At very short distances, some loads of buckshot will pattern more tightly than birdshot but the entire system relies on the distance remaining short and the pattern remaining tight. In defensive work, that can not be called a reliable strategy when compared to an ordinary handgun cartridge that is designed to penetrate and expand in predictable ways.

6. 10mm Auto (to fit under clothing to carry)
10mm Auto is not a bad thing, it is probably too much of a good thing. Full-power loads may be over 600 ft-lbs and that means harsh recoil, huge blast, and an increased pressure on grip and trigger manipulation. The shooter who is unable to hold hits close at speed is getting nothing out of energy on paper.
The fact that human-factor punishment is not abstract. A study of the duty-style pistols revealed that grip strength was closely related to qualification performance and that very heavy triggers can cause undesirable muscle action and fiddle with the sights. Big-recoil calibers enhance all those issues.
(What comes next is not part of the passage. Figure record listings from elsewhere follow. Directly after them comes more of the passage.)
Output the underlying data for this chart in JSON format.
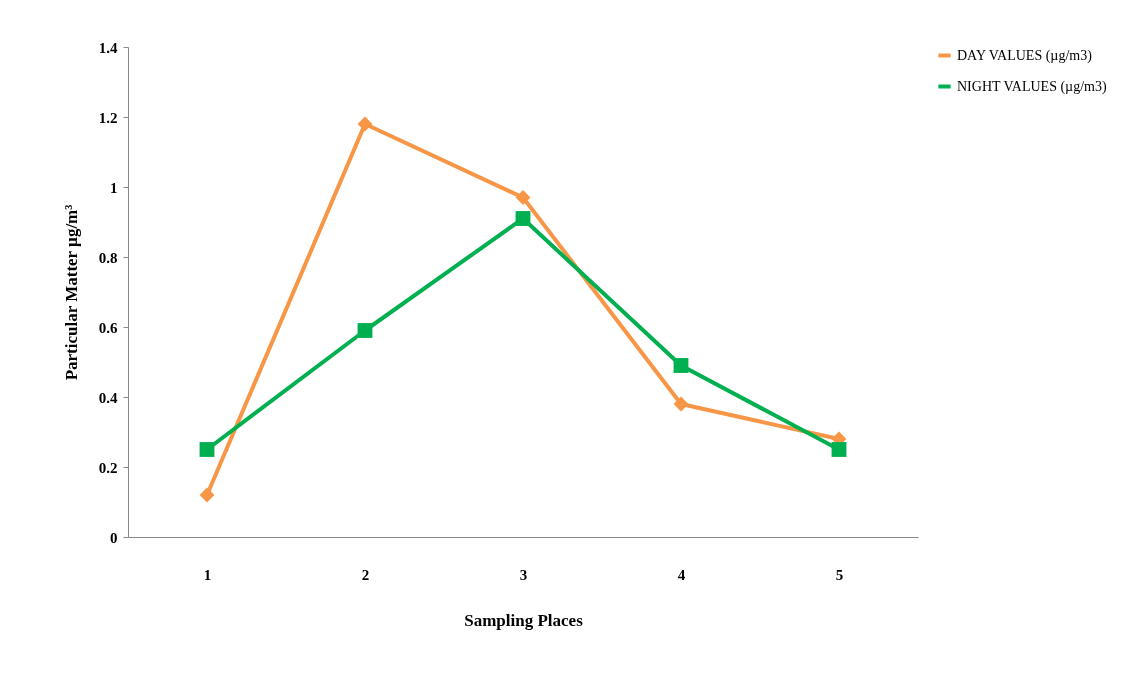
{
  "chart_data": {
    "type": "line",
    "xlabel": "Sampling Places",
    "ylabel": "Particular Matter µg/m³",
    "categories": [
      "1",
      "2",
      "3",
      "4",
      "5"
    ],
    "series": [
      {
        "name": "DAY VALUES (µg/m3)",
        "color": "#f79646",
        "marker": "diamond",
        "values": [
          0.12,
          1.18,
          0.97,
          0.38,
          0.28
        ]
      },
      {
        "name": "NIGHT VALUES (µg/m3)",
        "color": "#00b050",
        "marker": "square",
        "values": [
          0.25,
          0.59,
          0.91,
          0.49,
          0.25
        ]
      }
    ],
    "ylim": [
      0,
      1.4
    ],
    "yticks": [
      0,
      0.2,
      0.4,
      0.6,
      0.8,
      1,
      1.2,
      1.4
    ],
    "grid": false,
    "legend": "right",
    "line_style": "solid"
  }
}
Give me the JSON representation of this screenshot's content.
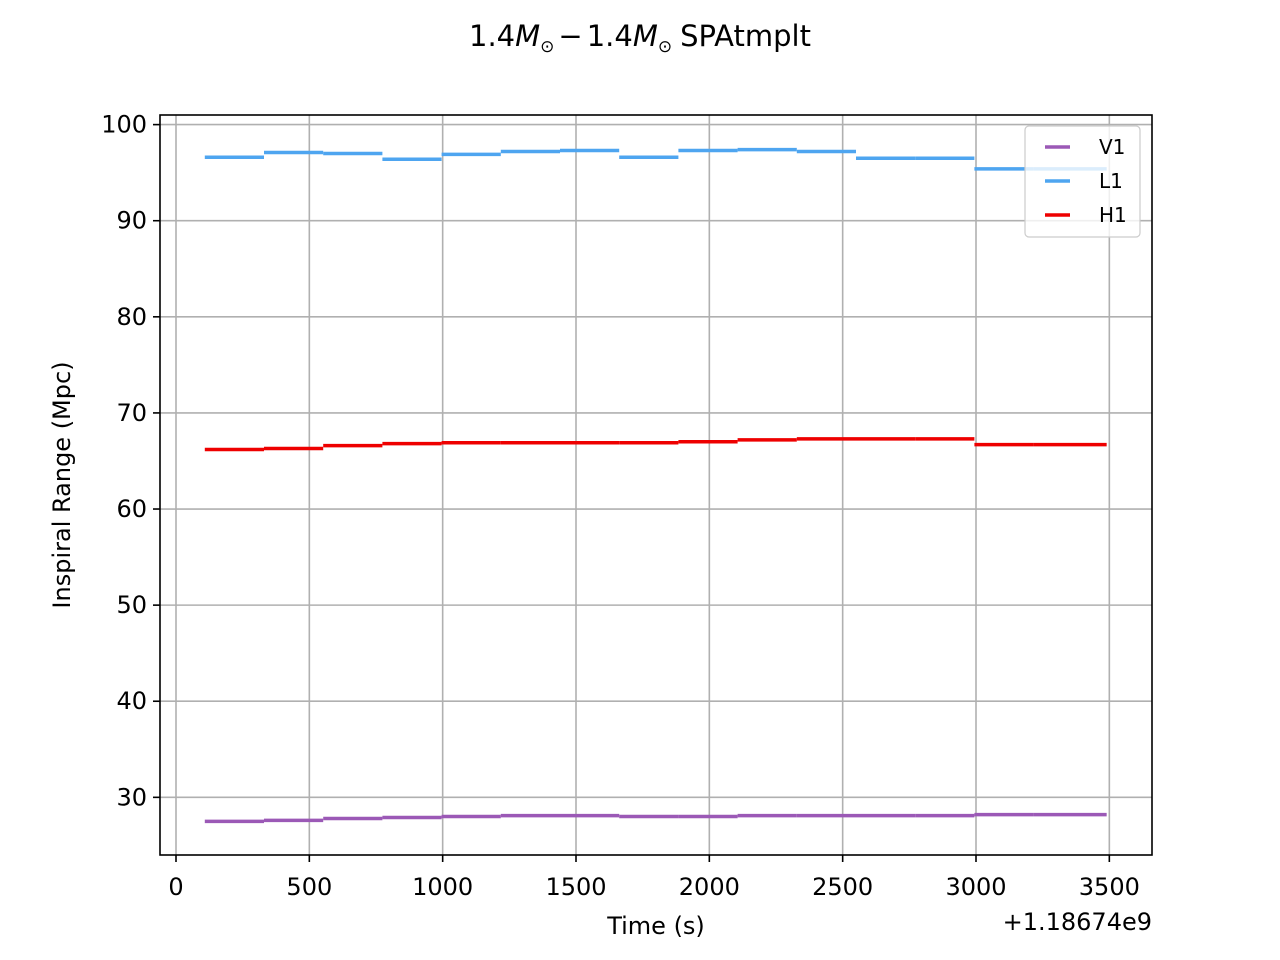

7. .38 Special out of ultra-short barrels
The track record of 38 Special revolver is defensive, yet less than two inch snubs transform it into a new creature. Velocity is lowered, and even in a light frame, hollow-point expansion can be vanquished by the same drop, leaving the recoil sharp. The loads that appear good at service-length barrels cannot be reliably made to reach the 12-inch minimum in short-barrel tests, particularly with clothing in the way of expansion.
The caliber has been shown to work with short-barrel-appropriate loads and realistic practice, but the ultra-short platform has been shown to be much less consistent in performance than many carriers would think.

In all these, the modes of failure reoccur: the lack of penetration, the lack of reliability in the ignition, the lack of consistency in the expansion, the excessive recoil, or the inability to acquire defensive ammunition easily. Never mind internet arguments, they are engineering constraints that manifest themselves at worst case.
The lesson of practical application is plain, A defensive caliber must be able to penetrate foreseeably, must be able to be ignited reliably, as well as recoil such that it can deliver repeated hits. The shooter compensates any of those pillars when any of them fails.